True not all Americans are down with the changing times, as “
Senior citizens, Republicans and Southerners” in large numbers still oppose legalization. Just 500 miles west of Virginia,
Indiana Republicans won’t even bring a Democratic decriminalization bill to the floor. Texas cops
cited or arrested more than 70,000 people for marijuana possession in 2012 alone. Republican attorneys general in
Nebraska and
Oklahoma are suing Colorado over its marijuana laws, arguing that pot is flowing across their borders, taxing their law enforcement agencies and overcrowding their jails.
Such opposition, though, is waning statistically if the polls are to believed, and perhaps more reflective of national public opinion than state demographics is the about-face executed by the federal government during Barack Obama’s second term. In an August 29, 2013 memo, the Justice Department instructed its attorneys not to prosecute marijuana crimes in states where legislation or ballot initiatives legalized the use of marijuana. While possession is still illegal under federal law, the Justice Department will look the other way.
The second reason the genie is out of the bottle is that the medical establishment is pulling the scientific justification for such Draconian marijuana laws. In 2013, CNN’s popular medical correspondent Sanjay Gupta famously changed his mind about the drug, arguing for relaxed criminal treatment and more medical research. Similarly, the American Academy of Neurology recently released a position paper in support of "efforts to conduct rigorous research to evaluate the long-term safety and effectiveness of marijuana-based products." Finally, the Journal of the American Medical Association reports that those states that have legalized medicinal marijuana have “significantly fewer deaths from prescription painkiller overdoses each year.” Even the most strident “Senior citizen, Republican or Southerner” will be hard-pressed to hold their own in an argument against board certified neurosurgeons urging medical treatment.

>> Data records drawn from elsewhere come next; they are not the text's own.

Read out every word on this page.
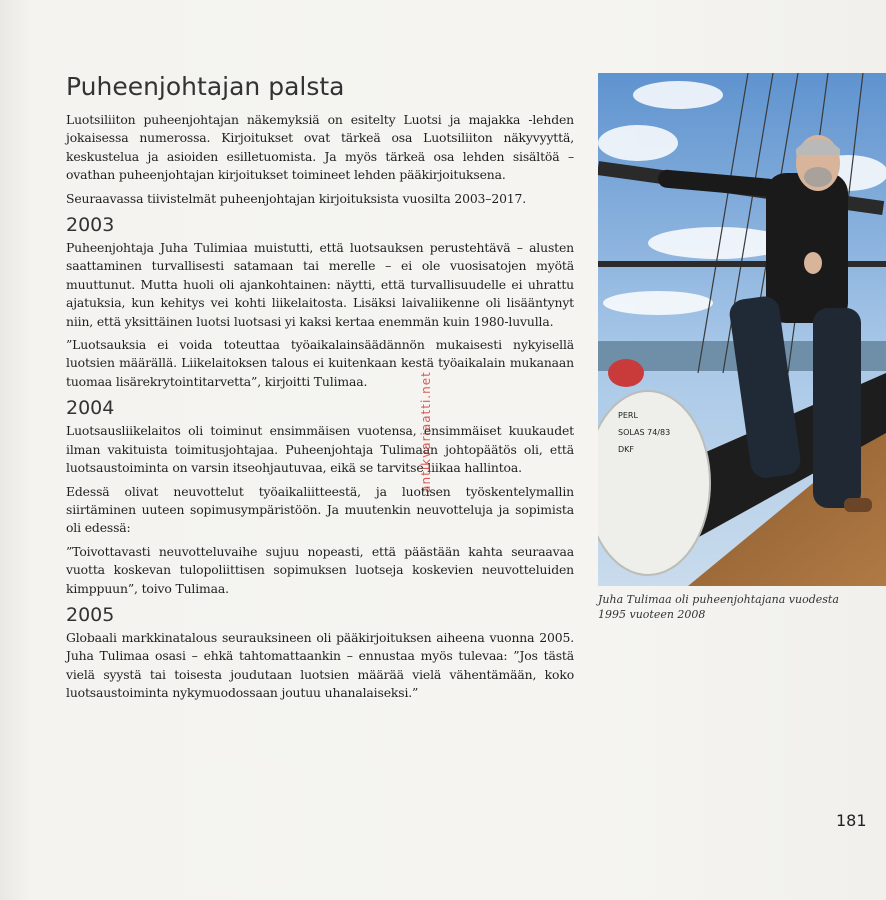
Puheenjohtajan palsta

Luotsiliiton puheenjohtajan näkemyksiä on esitelty Luotsi ja majakka -lehden jokaisessa numerossa. Kirjoitukset ovat tärkeä osa Luotsiliiton näkyvyyttä, keskustelua ja asioiden esilletuomista. Ja myös tärkeä osa lehden sisältöä – ovathan puheenjohtajan kirjoitukset toimineet lehden pääkirjoituksena.

Seuraavassa tiivistelmät puheenjohtajan kirjoituksista vuosilta 2003–2017.

2003

Puheenjohtaja Juha Tulimiaa muistutti, että luotsauksen perustehtävä – alusten saattaminen turvallisesti satamaan tai merelle – ei ole vuosisatojen myötä muuttunut. Mutta huoli oli ajankohtainen: näytti, että turvallisuudelle ei uhrattu ajatuksia, kun kehitys vei kohti liikelaitosta. Lisäksi laivaliikenne oli lisääntynyt niin, että yksittäinen luotsi luotsasi yi kaksi kertaa enemmän kuin 1980-luvulla.

”Luotsauksia ei voida toteuttaa työaikalainsäädännön mukaisesti nykyisellä luotsien määrällä. Liikelaitoksen talous ei kuitenkaan kestä työaikalain mukanaan tuomaa lisärekrytointitarvetta”, kirjoitti Tulimaa.

2004

Luotsausliikelaitos oli toiminut ensimmäisen vuotensa, ensimmäiset kuukaudet ilman vakituista toimitusjohtajaa. Puheenjohtaja Tulimaan johtopäätös oli, että luotsaustoiminta on varsin itseohjautuvaa, eikä se tarvitse liikaa hallintoa.

Edessä olivat neuvottelut työaikaliitteestä, ja luotisen työskentelymallin siirtäminen uuteen sopimusympäristöön. Ja muutenkin neuvotteluja ja sopimista oli edessä:

”Toivottavasti neuvotteluvaihe sujuu nopeasti, että päästään kahta seuraavaa vuotta koskevan tulopoliittisen sopimuksen luotseja koskevien neuvotteluiden kimppuun”, toivo Tulimaa.

2005

Globaali markkinatalous seurauksineen oli pääkirjoituksen aiheena vuonna 2005. Juha Tulimaa osasi – ehkä tahtomattaankin – ennustaa myös tulevaa: ”Jos tästä vielä syystä tai toisesta joudutaan luotsien määrää vielä vähentämään, koko luotsaustoiminta nykymuodossaan joutuu uhanalaiseksi.”

PERL
SOLAS 74/83
DKF
Juha Tulimaa oli puheenjohtajana vuodesta 1995 vuoteen 2008
antikvariaatti.net
181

Finally, the most persuasive reason there’s no going back is, quite frankly, that business is booming. In February 2014 the Treasury Department effectively gave a green light to banks to do business with marijuana traffickers—something that would have been illegal under Reagan-era “war on crime” statutes. (Not entirely surprisingly, House Republicans backed the Administration’s relaxation of the banking restrictions.)
Just recently, in December last year, the Justice Department announced it would no longer prosecute federal laws regulating the growing or selling of marijuana on Native American reservations—even in states where such activities are illegal under state law. This directive clears the way for casinos to sell marijuana.
Big Green promises to be big business. Hydroponic companies, vaporizer producers, research houses, edible cannabis kitchens, even vending machine distributors are all cashing in on the medical marijuana phenomenon. Just one such promising company is Aquarius Cannabis, a company helping launch brands, many of whom are planning an IPO in the burgeoning marijuana industry.
What caught my eye about Aquarius is that its business model does not include the sale of cannabis. According to CEO Michael Davis and President Don Grede, Aquarius works with legally compliant organic produces to establish a consistent cannabis brand—the way Driscoll’s does with its berries. They seem to want to take on a ‘lobbying perspective’ in much the same vein as other ‘substances’ like tobacco and alcohol, but without the kill rate those two consumer staples carry.
The value of companies like Aquarius, according to the finance website Benzinga.com, increased by more than 50% in 2013 and according to Forbes, by more than 140% in 2014. These three factors—public opinion, medical favor and money—mean legalized pot is here to stay.